= Billing Hall =

Billing Hall was a manor house in Billing, Northamptonshire, England. Records of the manor, the predecessor to Great Billing Hall, date back to the 12th century. It was originally owned by the Barry family and Baron Dundalk built it in 1629. It became the county seat of the Earls of Thomond, descendants of Brian Boru, King of Ireland in 1002. With the arrival of the Elwes family in 1779 the history of Great Billing became inextricably linked to them. Perhaps the Hall's most famous resident was Gervase Elwes, the English tenor, who died in a rail accident in Boston, Massachusetts, US, in 1921.

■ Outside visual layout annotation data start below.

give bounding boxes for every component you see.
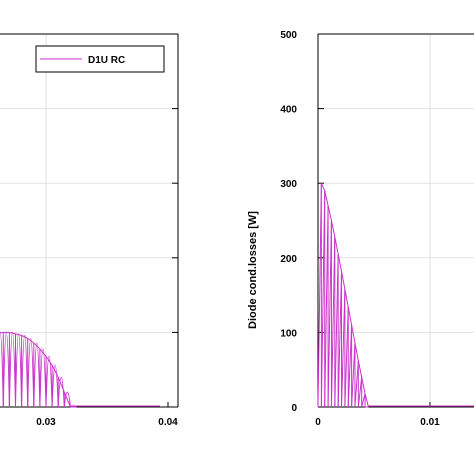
right-y-tick-label-2: 200 xyxy=(280,254,297,265)
right-spike-rise-7 xyxy=(341,289,346,408)
left-pulse-2 xyxy=(0,332,4,408)
left-pulse-10 xyxy=(45,355,53,408)
left-chart: 0.03 0.04 D1U RC xyxy=(0,33,179,428)
right-spike-rise-8 xyxy=(344,307,349,408)
right-spike-rise-12 xyxy=(357,377,363,408)
left-pulse-7 xyxy=(27,337,35,408)
right-y-tick-label-3: 300 xyxy=(280,179,297,190)
left-x-tick-label-1: 0.04 xyxy=(158,417,178,428)
right-x-tick-label-0: 0 xyxy=(315,417,321,428)
right-y-axis-label: Diode cond.losses [W] xyxy=(247,211,259,329)
left-pulse-6 xyxy=(21,334,29,408)
right-spike-rise-2 xyxy=(324,205,329,408)
left-series xyxy=(0,331,160,408)
right-plot-area xyxy=(318,34,474,407)
right-y-tick-label-0: 0 xyxy=(291,403,297,414)
left-envelope xyxy=(0,331,71,408)
right-y-tick-label-1: 100 xyxy=(280,328,297,339)
right-y-tick-label-5: 500 xyxy=(280,30,297,41)
left-grid xyxy=(0,34,178,407)
right-envelope xyxy=(320,182,369,408)
right-x-tick-label-1: 0.01 xyxy=(420,417,440,428)
right-spike-rise-0 xyxy=(317,183,322,408)
left-pulse-9 xyxy=(39,348,47,408)
right-x-tick-labels: 0 0.01 xyxy=(315,417,440,428)
right-spike-rise-13 xyxy=(361,393,366,408)
right-spike-rise-4 xyxy=(330,236,336,408)
right-spike-rise-1 xyxy=(320,190,326,408)
legend-label: D1U RC xyxy=(88,55,125,66)
left-pulse-11 xyxy=(51,365,59,408)
right-y-tick-labels: 0 100 200 300 400 500 xyxy=(280,30,297,414)
right-spike-rise-9 xyxy=(347,324,353,408)
left-pulse-12 xyxy=(57,376,65,408)
right-spike-rise-5 xyxy=(334,254,339,408)
left-pulse-8 xyxy=(33,342,41,408)
right-spike-rise-6 xyxy=(337,271,343,408)
right-series xyxy=(317,182,474,408)
left-plot-area xyxy=(0,34,178,407)
left-x-tick-label-0: 0.03 xyxy=(36,417,56,428)
left-pulse-13 xyxy=(63,391,71,408)
right-spike-rise-11 xyxy=(354,360,359,408)
right-spike-rise-10 xyxy=(351,342,356,408)
legend: D1U RC xyxy=(35,45,165,73)
left-x-tick-labels: 0.03 0.04 xyxy=(36,417,178,428)
right-spike-rise-3 xyxy=(327,220,332,408)
right-y-tick-label-4: 400 xyxy=(280,105,297,116)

==Arrival of the Elwes family==
In the mid-1500s the religious ethos of Billing was changed for the next 300 years by the Reformation. The local Priory was dissolved and the churches became Anglican. The Cromwellian Revolution was strongly backed in this area and even following the restoration of the Monarchy a very strong Nonconformist element continued on. Slowly, any of traces Catholicism vanished and by 1800 they were confined to a few recusant families, itinerant workmen mostly from Ireland, served by a small number of discreet priests. This changed, however, with the arrival of the Elwes family. In 1779, Robert Cary Elwes, of Roxby, Lincolnshire bought Billing Hall, which by then had been rebuilt in the Palladian style by John Carr for the property's previous owner, Lord John Cavendish, in 1776. Close by the Hall, at Billing Lings, Elwes bred horses including two Derby winners, Mameluke in 1827 and Cossack in 1847. The estate was eventually taken over by his grandson Valentine Cary-Elwes who was received into the Catholic Church in France in 1874. Immediately he erected a chapel at the Hall and encouraged his estate employees to attend Mass there. His son, Dudley Cary-Elwes, subsequently 5th Bishop of Northampton 1921-1932, described how his father persuaded the Bishop to post a priest to the village. The former parish priest of Wolverton, Father (later Canon) Blackman, had just become available and was deemed ideal. He stayed as priest until 1907. The Elwes family at one time owned the whole of the village of Great Billing with the exception of one house and five cottages.

==Return to Catholicism==
With Cary-Elwes' assistance, Blackman introduced many villagers to the Catholic faith. Initially Mass was said in the Hall chapel, but this soon became too small, so a small church was built in a simple classical style. A Catholic primary school was also started in what is now the village hall, but this did not last beyond World War I.

==Music at the hall==
On Mr. Cary-Elwes' death, his son, Gervase Elwes, the famous tenor, took over the estate. Married to the Earl of Denbigh's daughter, Lady Winifride Feilding, and having a gregarious nature, he made the Hall and village both the centre of Catholic life and the musical focus for the area. Elwes was friends with many of the eminent musicians of the day including Ralph Vaughan Williams and Edward Elgar. He was Elgar's favourite Gerontius, singing this demanding role 118 times. He held many musical soirées at the Hall and famous musicians came from far and wide to attend. He and many members of his family, including his parents, his brother Bishop Dudley, and his son, Monsignor Valentine Elwes, who was parish priest of the village in the 1960s, are buried in the Catholic cemetery in the village. His second youngest daughter, Margaret, was buried there in 1997, aged 91 years. The Hall was sold in 1930 by Geoffrey Elwes and, a project for converting it into a home for indigent musicians in memory of Gervase Elwes having failed, it was sold again in 1935 to Mr. Hancock, a shoe-manufacturer of Northampton, and by him to Mr. J. P. B. Miller, who pulled down part of the Hall. In the village of Great Billing is a bronze memorial tablet to Gervase Elwes (d. 1921), the 'beloved squire' and famous singer.

Although Billing Hall was not converted into a home for musicians, Elwes' contribution to music, his interest in amateur music-making, professional musicians who had fallen on hard times, and innovation created by composers, singers and instrumentalists working together, led to the foundation, in 1921, of the Gervase Elwes Memorial Fund for Musicians which was incorporated in 1930 as the Musicians Benevolent Fund.

==Demolition==
For reasons unknown the Hall was demolished in 1956. What is now Great Billing Pocket Park occupies what was once part of the estate.